Quais peças compõem o grupo?

  • Tampa do mecanismo (tampa traseira): tampa metálica ou composta que fecha a abertura traseira do corpo da pinça.
  • Junta da tampa / anel de vedação: elemento de vedação estática entre tampa e corpo, na maioria das vezes de uso único.
  • Placa de pressão (thrust plate): chapa que distribui a força entre o tucho e o dorso da pastilha.
  • Placa guia/intermediária: chapa fina que define a posição e a folga da pastilha no alojamento.
  • Tampa e bujão do fuso de regulagem: pequeno bujão que fecha o ponto de acesso ao mecanismo de ajuste automático.
  • Coifa do tucho e anel de fixação: coifa que protege a parte exposta da haste de aperto e seu retentor.
  • Parafusos da tampa: geralmente com aperto controlado por torque e, na maioria das aplicações, de uso único.
  • Anéis-mola, clipes e anéis de retenção: pequenos elementos de fixação que mantêm a tampa e a coifa em seus alojamentos.

Em quais famílias de pinças OE ela aparece?

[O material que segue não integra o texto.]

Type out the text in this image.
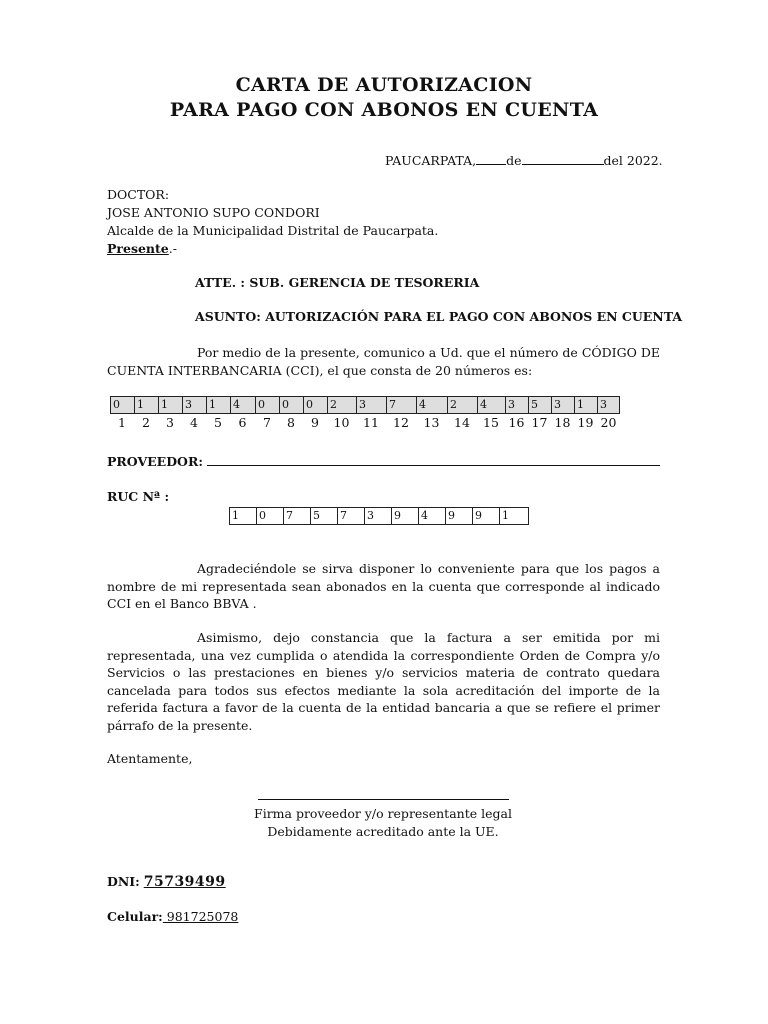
CARTA DE AUTORIZACION
PARA PAGO CON ABONOS EN CUENTA
PAUCARPATA, de	del 2022.
DOCTOR:
JOSE ANTONIO SUPO CONDORI
Alcalde de la Municipalidad Distrital de Paucarpata.
Presente.-
ATTE. : SUB. GERENCIA DE TESORERIA
ASUNTO: AUTORIZACIÓN PARA EL PAGO CON ABONOS EN CUENTA
Por medio de la presente, comunico a Ud. que el número de CÓDIGO DE CUENTA INTERBANCARIA (CCI), el que consta de 20 números es:
0	1	1	3	1	4	0	0	0	2	3	7	4	2	4	3	5	3	1	3
1	2	3	4	5	6	7	8	9	10	11	12	13	14	15 16 17 18 19 20
PROVEEDOR:
RUC Nª :
1	0	7	5	7	3	9	4	9	9	1
Agradeciéndole se sirva disponer lo conveniente para que los pagos a nombre de mi representada sean abonados en la cuenta que corresponde al indicado CCI en el Banco BBVA .
Asimismo, dejo constancia que la factura a ser emitida por mi representada, una vez cumplida o atendida la correspondiente Orden de Compra y/o Servicios o las prestaciones en bienes y/o servicios materia de contrato quedara cancelada para todos sus efectos mediante la sola acreditación del importe de la referida factura a favor de la cuenta de la entidad bancaria a que se refiere el primer párrafo de la presente.
Atentamente,
Firma proveedor y/o representante legal
Debidamente acreditado ante la UE.
DNI: 75739499
Celular: 981725078
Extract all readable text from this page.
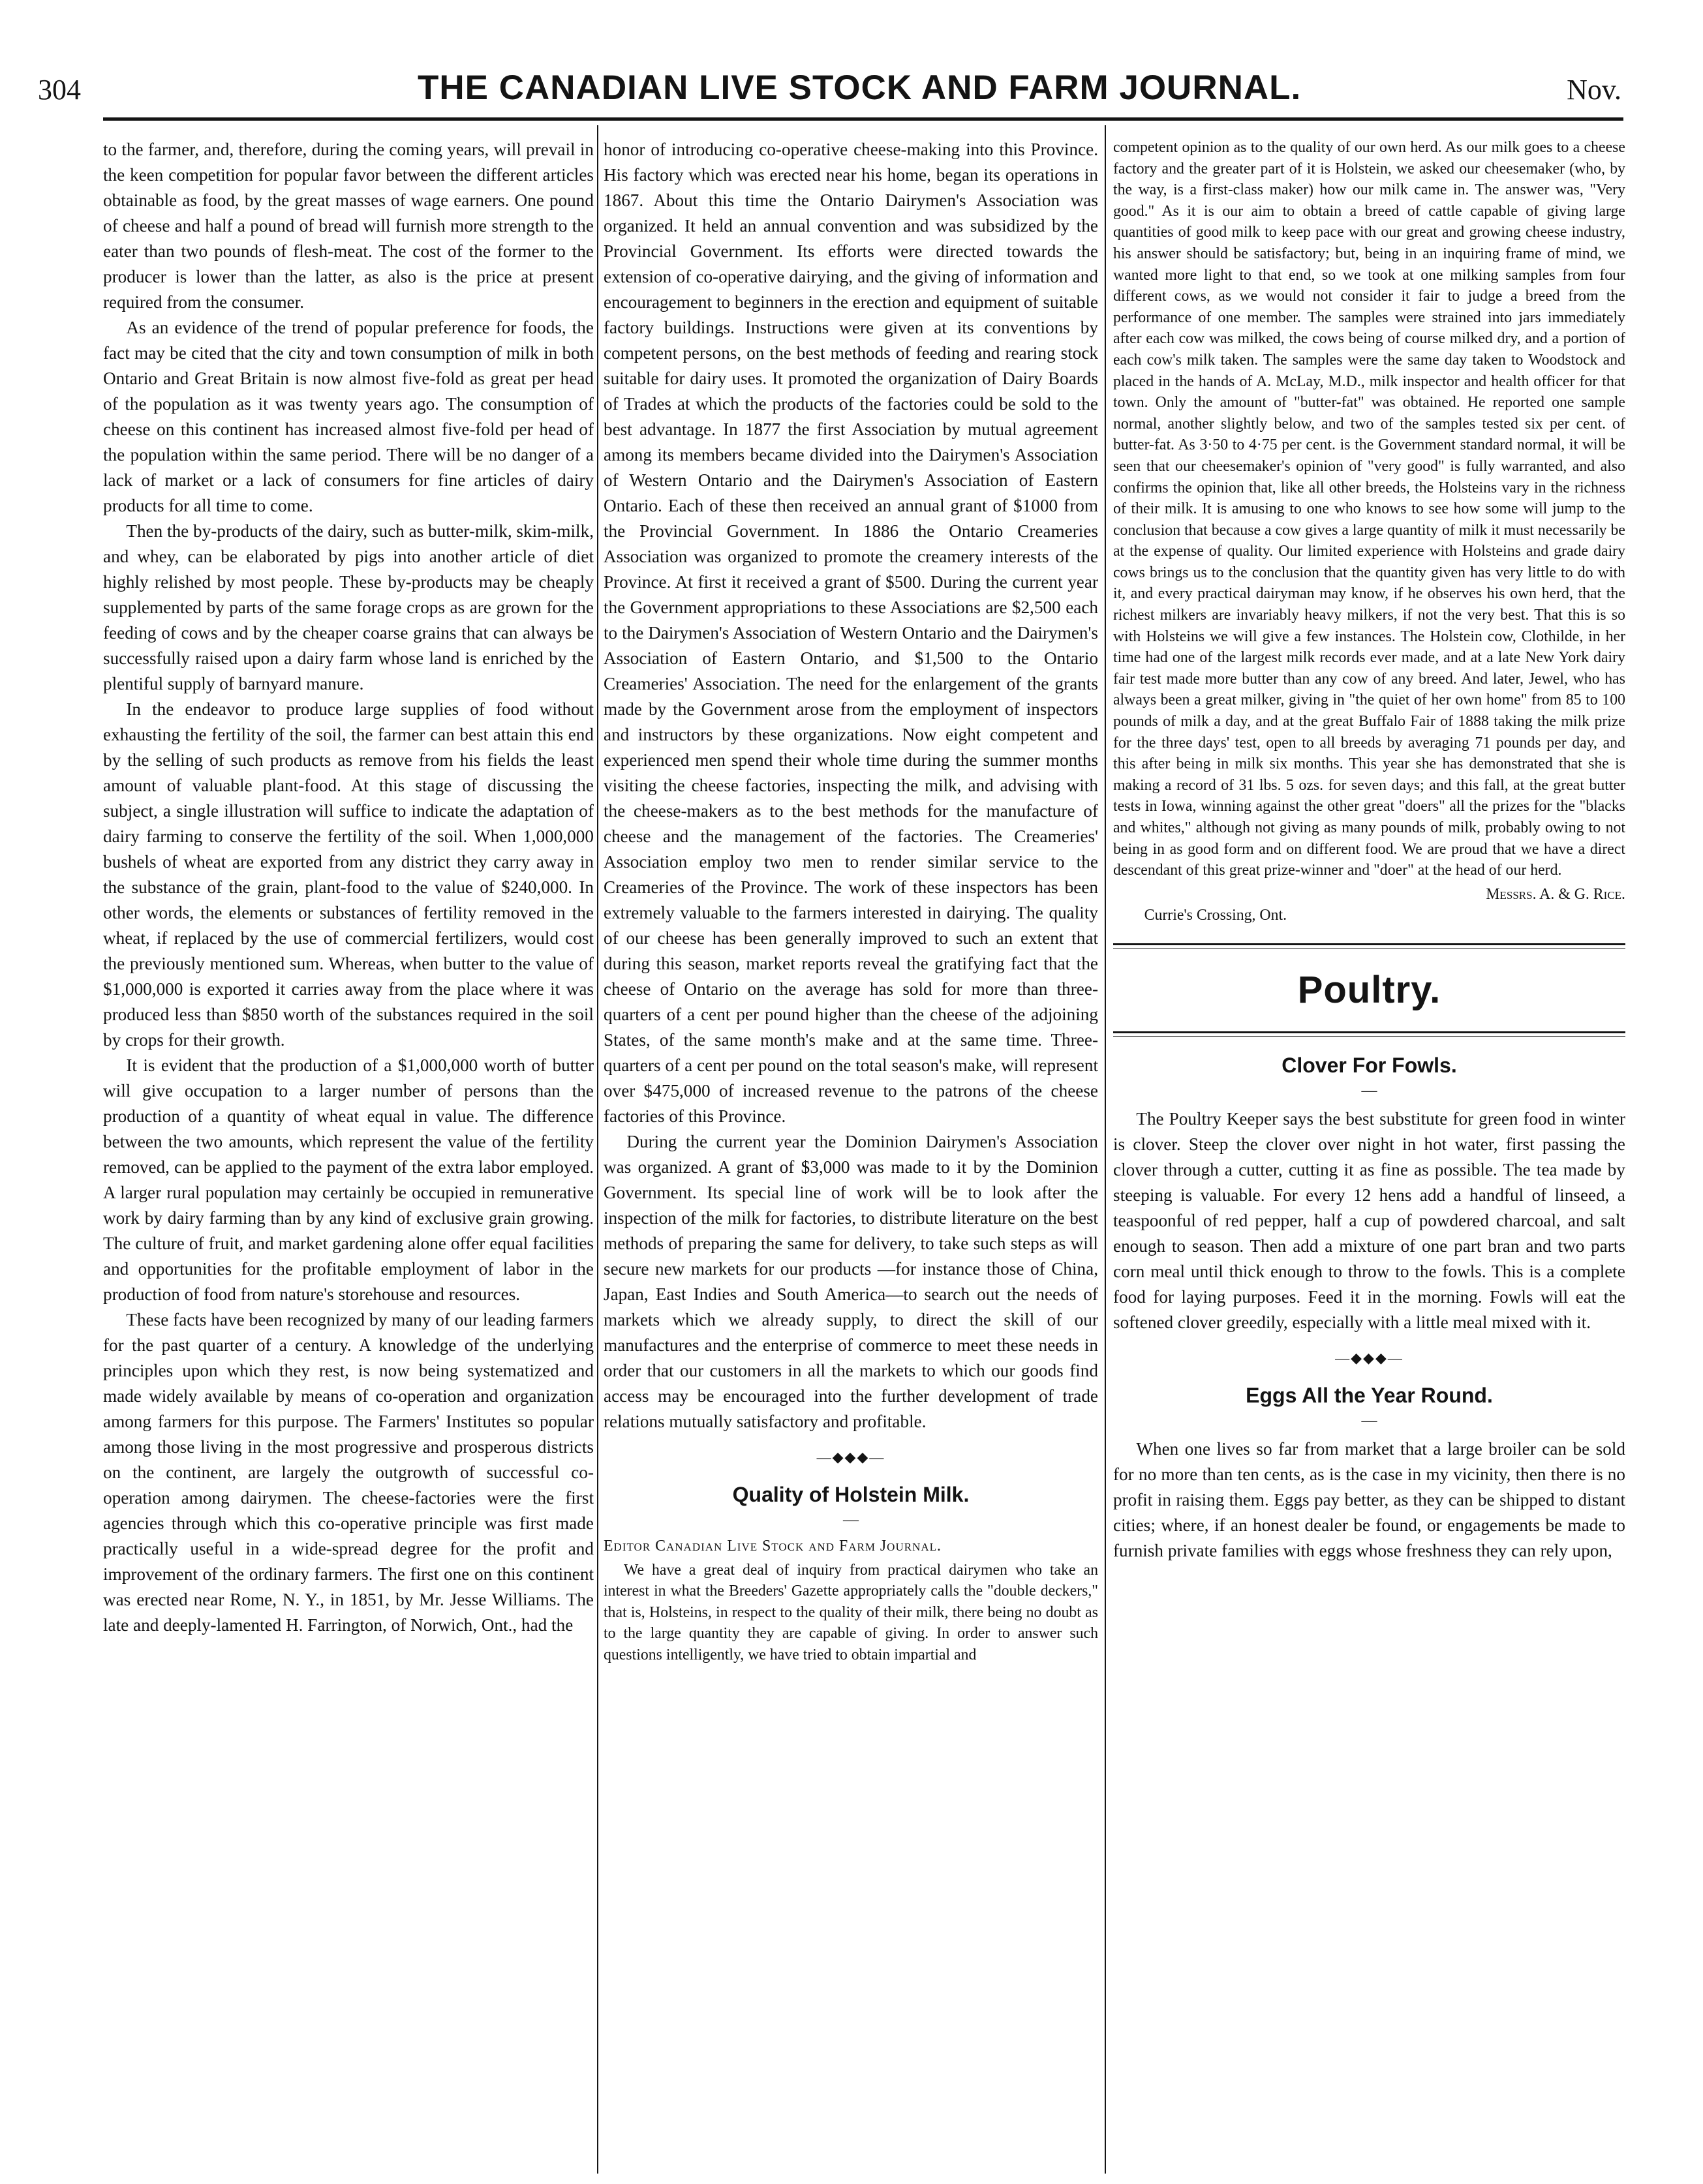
304	THE CANADIAN LIVE STOCK AND FARM JOURNAL.	Nov.

to the farmer, and, therefore, during the coming years, will prevail in the keen competition for popular favor between the different articles obtainable as food, by the great masses of wage earners. One pound of cheese and half a pound of bread will furnish more strength to the eater than two pounds of flesh-meat. The cost of the former to the producer is lower than the latter, as also is the price at present required from the consumer.

As an evidence of the trend of popular preference for foods, the fact may be cited that the city and town consumption of milk in both Ontario and Great Britain is now almost five-fold as great per head of the population as it was twenty years ago. The consumption of cheese on this continent has increased almost five-fold per head of the population within the same period. There will be no danger of a lack of market or a lack of consumers for fine articles of dairy products for all time to come.

Then the by-products of the dairy, such as butter-milk, skim-milk, and whey, can be elaborated by pigs into another article of diet highly relished by most people. These by-products may be cheaply supplemented by parts of the same forage crops as are grown for the feeding of cows and by the cheaper coarse grains that can always be successfully raised upon a dairy farm whose land is enriched by the plentiful supply of barnyard manure.

In the endeavor to produce large supplies of food without exhausting the fertility of the soil, the farmer can best attain this end by the selling of such products as remove from his fields the least amount of valuable plant-food. At this stage of discussing the subject, a single illustration will suffice to indicate the adaptation of dairy farming to conserve the fertility of the soil. When 1,000,000 bushels of wheat are exported from any district they carry away in the substance of the grain, plant-food to the value of $240,000. In other words, the elements or substances of fertility removed in the wheat, if replaced by the use of commercial fertilizers, would cost the previously mentioned sum. Whereas, when butter to the value of $1,000,000 is exported it carries away from the place where it was produced less than $850 worth of the substances required in the soil by crops for their growth.

It is evident that the production of a $1,000,000 worth of butter will give occupation to a larger number of persons than the production of a quantity of wheat equal in value. The difference between the two amounts, which represent the value of the fertility removed, can be applied to the payment of the extra labor employed. A larger rural population may certainly be occupied in remunerative work by dairy farming than by any kind of exclusive grain growing. The culture of fruit, and market gardening alone offer equal facilities and opportunities for the profitable employment of labor in the production of food from nature's storehouse and resources.

These facts have been recognized by many of our leading farmers for the past quarter of a century. A knowledge of the underlying principles upon which they rest, is now being systematized and made widely available by means of co-operation and organization among farmers for this purpose. The Farmers' Institutes so popular among those living in the most progressive and prosperous districts on the continent, are largely the outgrowth of successful co-operation among dairymen. The cheese-factories were the first agencies through which this co-operative principle was first made practically useful in a wide-spread degree for the profit and improvement of the ordinary farmers. The first one on this continent was erected near Rome, N. Y., in 1851, by Mr. Jesse Williams. The late and deeply-lamented H. Farrington, of Norwich, Ont., had the

honor of introducing co-operative cheese-making into this Province. His factory which was erected near his home, began its operations in 1867. About this time the Ontario Dairymen's Association was organized. It held an annual convention and was subsidized by the Provincial Government. Its efforts were directed towards the extension of co-operative dairying, and the giving of information and encouragement to beginners in the erection and equipment of suitable factory buildings. Instructions were given at its conventions by competent persons, on the best methods of feeding and rearing stock suitable for dairy uses. It promoted the organization of Dairy Boards of Trades at which the products of the factories could be sold to the best advantage. In 1877 the first Association by mutual agreement among its members became divided into the Dairymen's Association of Western Ontario and the Dairymen's Association of Eastern Ontario. Each of these then received an annual grant of $1000 from the Provincial Government. In 1886 the Ontario Creameries Association was organized to promote the creamery interests of the Province. At first it received a grant of $500. During the current year the Government appropriations to these Associations are $2,500 each to the Dairymen's Association of Western Ontario and the Dairymen's Association of Eastern Ontario, and $1,500 to the Ontario Creameries' Association. The need for the enlargement of the grants made by the Government arose from the employment of inspectors and instructors by these organizations. Now eight competent and experienced men spend their whole time during the summer months visiting the cheese factories, inspecting the milk, and advising with the cheese-makers as to the best methods for the manufacture of cheese and the management of the factories. The Creameries' Association employ two men to render similar service to the Creameries of the Province. The work of these inspectors has been extremely valuable to the farmers interested in dairying. The quality of our cheese has been generally improved to such an extent that during this season, market reports reveal the gratifying fact that the cheese of Ontario on the average has sold for more than three-quarters of a cent per pound higher than the cheese of the adjoining States, of the same month's make and at the same time. Three-quarters of a cent per pound on the total season's make, will represent over $475,000 of increased revenue to the patrons of the cheese factories of this Province.

During the current year the Dominion Dairymen's Association was organized. A grant of $3,000 was made to it by the Dominion Government. Its special line of work will be to look after the inspection of the milk for factories, to distribute literature on the best methods of preparing the same for delivery, to take such steps as will secure new markets for our products —for instance those of China, Japan, East Indies and South America—to search out the needs of markets which we already supply, to direct the skill of our manufactures and the enterprise of commerce to meet these needs in order that our customers in all the markets to which our goods find access may be encouraged into the further development of trade relations mutually satisfactory and profitable.

—◆◆◆—
Quality of Holstein Milk.
—

Editor Canadian Live Stock and Farm Journal.

We have a great deal of inquiry from practical dairymen who take an interest in what the Breeders' Gazette appropriately calls the "double deckers," that is, Holsteins, in respect to the quality of their milk, there being no doubt as to the large quantity they are capable of giving. In order to answer such questions intelligently, we have tried to obtain impartial and

competent opinion as to the quality of our own herd. As our milk goes to a cheese factory and the greater part of it is Holstein, we asked our cheesemaker (who, by the way, is a first-class maker) how our milk came in. The answer was, "Very good." As it is our aim to obtain a breed of cattle capable of giving large quantities of good milk to keep pace with our great and growing cheese industry, his answer should be satisfactory; but, being in an inquiring frame of mind, we wanted more light to that end, so we took at one milking samples from four different cows, as we would not consider it fair to judge a breed from the performance of one member. The samples were strained into jars immediately after each cow was milked, the cows being of course milked dry, and a portion of each cow's milk taken. The samples were the same day taken to Woodstock and placed in the hands of A. McLay, M.D., milk inspector and health officer for that town. Only the amount of "butter-fat" was obtained. He reported one sample normal, another slightly below, and two of the samples tested six per cent. of butter-fat. As 3·50 to 4·75 per cent. is the Government standard normal, it will be seen that our cheesemaker's opinion of "very good" is fully warranted, and also confirms the opinion that, like all other breeds, the Holsteins vary in the richness of their milk. It is amusing to one who knows to see how some will jump to the conclusion that because a cow gives a large quantity of milk it must necessarily be at the expense of quality. Our limited experience with Holsteins and grade dairy cows brings us to the conclusion that the quantity given has very little to do with it, and every practical dairyman may know, if he observes his own herd, that the richest milkers are invariably heavy milkers, if not the very best. That this is so with Holsteins we will give a few instances. The Holstein cow, Clothilde, in her time had one of the largest milk records ever made, and at a late New York dairy fair test made more butter than any cow of any breed. And later, Jewel, who has always been a great milker, giving in "the quiet of her own home" from 85 to 100 pounds of milk a day, and at the great Buffalo Fair of 1888 taking the milk prize for the three days' test, open to all breeds by averaging 71 pounds per day, and this after being in milk six months. This year she has demonstrated that she is making a record of 31 lbs. 5 ozs. for seven days; and this fall, at the great butter tests in Iowa, winning against the other great "doers" all the prizes for the "blacks and whites," although not giving as many pounds of milk, probably owing to not being in as good form and on different food. We are proud that we have a direct descendant of this great prize-winner and "doer" at the head of our herd.

Messrs. A. & G. Rice.

Currie's Crossing, Ont.

Poultry.
Clover For Fowls.
—

The Poultry Keeper says the best substitute for green food in winter is clover. Steep the clover over night in hot water, first passing the clover through a cutter, cutting it as fine as possible. The tea made by steeping is valuable. For every 12 hens add a handful of linseed, a teaspoonful of red pepper, half a cup of powdered charcoal, and salt enough to season. Then add a mixture of one part bran and two parts corn meal until thick enough to throw to the fowls. This is a complete food for laying purposes. Feed it in the morning. Fowls will eat the softened clover greedily, especially with a little meal mixed with it.

—◆◆◆—
Eggs All the Year Round.
—

When one lives so far from market that a large broiler can be sold for no more than ten cents, as is the case in my vicinity, then there is no profit in raising them. Eggs pay better, as they can be shipped to distant cities; where, if an honest dealer be found, or engagements be made to furnish private families with eggs whose freshness they can rely upon,
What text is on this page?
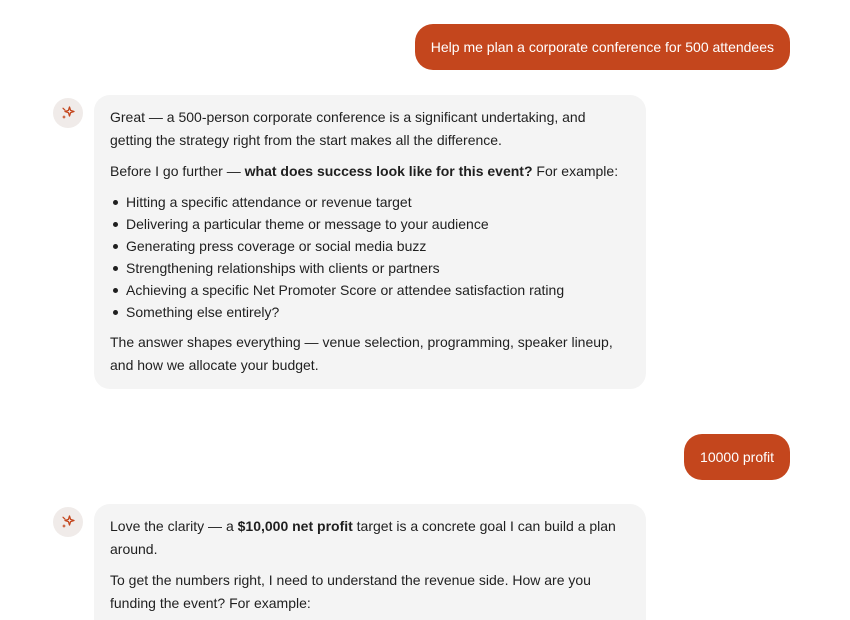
Help me plan a corporate conference for 500 attendees

Great — a 500-person corporate conference is a significant undertaking, and getting the strategy right from the start makes all the difference.

Before I go further — what does success look like for this event? For example:

Hitting a specific attendance or revenue target
Delivering a particular theme or message to your audience
Generating press coverage or social media buzz
Strengthening relationships with clients or partners
Achieving a specific Net Promoter Score or attendee satisfaction rating
Something else entirely?

The answer shapes everything — venue selection, programming, speaker lineup, and how we allocate your budget.

10000 profit

Love the clarity — a $10,000 net profit target is a concrete goal I can build a plan around.

To get the numbers right, I need to understand the revenue side. How are you funding the event? For example:
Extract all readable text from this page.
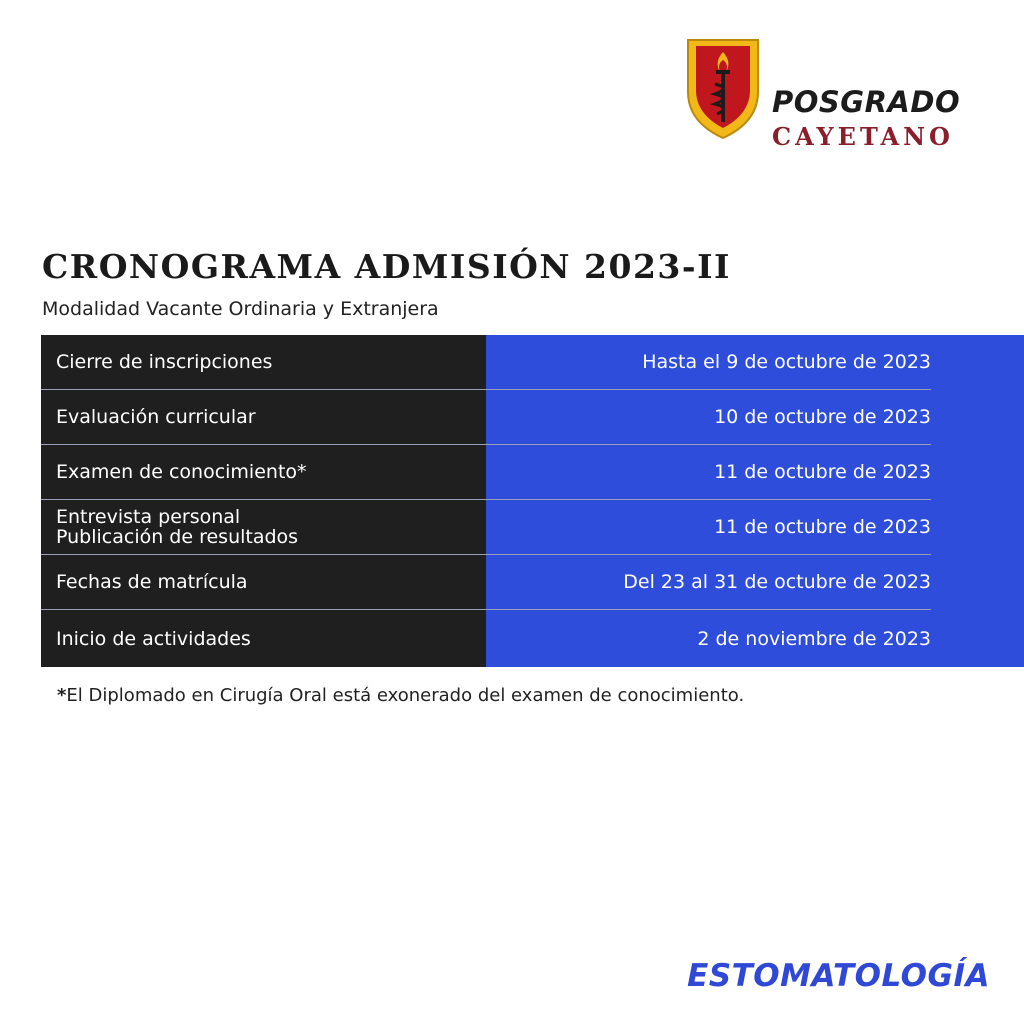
POSGRADO
CAYETANO
CRONOGRAMA ADMISIÓN 2023-II
Modalidad Vacante Ordinaria y Extranjera
Cierre de inscripciones	Hasta el 9 de octubre de 2023
Evaluación curricular	10 de octubre de 2023
Examen de conocimiento*	11 de octubre de 2023
Entrevista personal
Publicación de resultados	11 de octubre de 2023
Fechas de matrícula	Del 23 al 31 de octubre de 2023
Inicio de actividades	2 de noviembre de 2023
*El Diplomado en Cirugía Oral está exonerado del examen de conocimiento.
ESTOMATOLOGÍA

Em veículos comerciais pesados, a geometria da tampa, da junta e da placa da pinça depende muito mais da família de pinças instalada do que da marca do veículo. As famílias OE mais encontradas em campo são as pinças de freio a disco pneumático de origem Knorr-Bremse e Wabco; além dos cavalos mecânicos Mercedes-Benz, Volvo, MAN, DAF, Scania, Iveco e Renault Trucks, essas famílias também aparecem em eixos de reboque como BPW, SAF e Schmitz. Um mesmo modelo de cavalo mecânico pode ter famílias de pinça diferentes em anos de produção distintos e até entre os eixos dianteiro e traseiro. Esses nomes são citados apenas como exemplo de aplicação; a peça correta não se determina pelo nome da marca, mas pela etiqueta de tipo no corpo da pinça e pelo número OE.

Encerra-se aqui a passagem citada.